Recombinase Polymerase Amplification (RPA)

1. Primer Recombination: Recombinase enzymes bind to single-stranded DNA primers, forming nucleoprotein complexes. These complexes scan double-stranded DNA for homologous sequences.
2. Strand Invasion: Once a homologous site is found, the primer-recombinase complex invades the DNA duplex, creating a D-loop structure and separating the strands. This creates a binding site for DNA polymerase.
3. DNA Synthesis and Amplification: A strand-displacing DNA polymerase binds to the primer and initiates synthesis, extending the primer and displacing the template strand. This process repeats, leading to exponential amplification of the target sequence. The key distinctions in the RPA vs PCR comparison are the absence of high-temperature denaturation and the elimination of thermal cycling, which simplifies instrumentation requirements significantly.

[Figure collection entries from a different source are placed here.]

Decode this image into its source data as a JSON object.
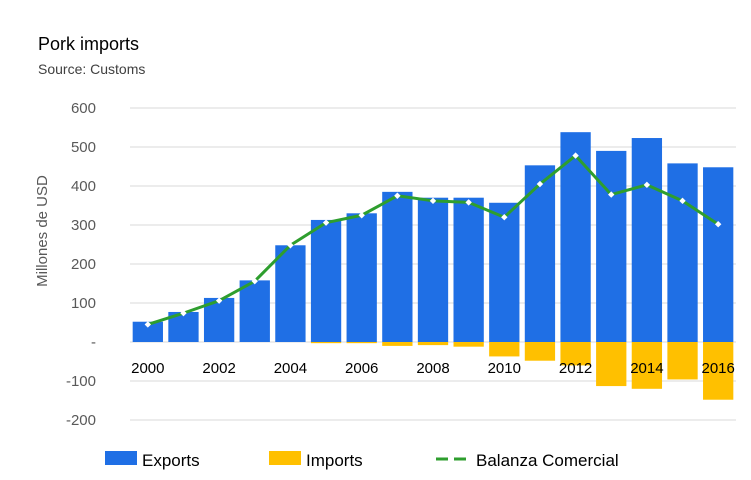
{
  "chart_data": {
    "type": "bar",
    "title": "Pork imports",
    "subtitle": "Source: Customs",
    "ylabel": "Millones de USD",
    "xlabel": "",
    "ylim": [
      -200,
      600
    ],
    "y_ticks": [
      600,
      500,
      400,
      300,
      200,
      100,
      0,
      -100,
      -200
    ],
    "y_tick_labels": [
      "600",
      "500",
      "400",
      "300",
      "200",
      "100",
      "-",
      "-100",
      "-200"
    ],
    "grid": true,
    "legend_position": "bottom",
    "categories": [
      "2000",
      "2001",
      "2002",
      "2003",
      "2004",
      "2005",
      "2006",
      "2007",
      "2008",
      "2009",
      "2010",
      "2011",
      "2012",
      "2013",
      "2014",
      "2015",
      "2016"
    ],
    "x_tick_labels": [
      "2000",
      "",
      "2002",
      "",
      "2004",
      "",
      "2006",
      "",
      "2008",
      "",
      "2010",
      "",
      "2012",
      "",
      "2014",
      "",
      "2016"
    ],
    "series": [
      {
        "name": "Exports",
        "kind": "bar",
        "color": "#1F6FE5",
        "values": [
          52,
          77,
          113,
          158,
          248,
          313,
          330,
          385,
          370,
          370,
          357,
          453,
          538,
          490,
          523,
          458,
          448
        ]
      },
      {
        "name": "Imports",
        "kind": "bar",
        "color": "#FFC000",
        "values": [
          0,
          0,
          0,
          0,
          0,
          -3,
          -3,
          -10,
          -8,
          -12,
          -37,
          -48,
          -60,
          -113,
          -120,
          -96,
          -148
        ]
      },
      {
        "name": "Balanza Comercial",
        "kind": "line",
        "color": "#2E9E2E",
        "marker_color": "#FFFFFF",
        "values": [
          45,
          74,
          106,
          156,
          248,
          306,
          325,
          375,
          362,
          358,
          320,
          405,
          478,
          378,
          403,
          362,
          302
        ]
      }
    ]
  }
}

1. Prepare the Reaction Mix: Rehydrate the lyophilized RPA pellet, which contains all necessary enzymes, and add your primers and probes.
2. Add the Target Sample: Introduce the purified nucleic acid sample into the reaction mix.
3. Incubate at a Constant Temperature: Place the reaction tubes in a simple heating block or water bath set to a constant temperature, typically between 37°C and 42°C. Incubation times are short, often ranging from 5 to 20 minutes.
4. Detect the Amplified Product: Analyze the results using real-time fluorescence detection or lateral flow strips for end-point analysis.

For optimal results, proper RPA optimization is critical. Test multiple primer designs to ensure specificity and efficiency. Additionally, establish clean workflows to avoid contamination, a common focus of RPA troubleshooting.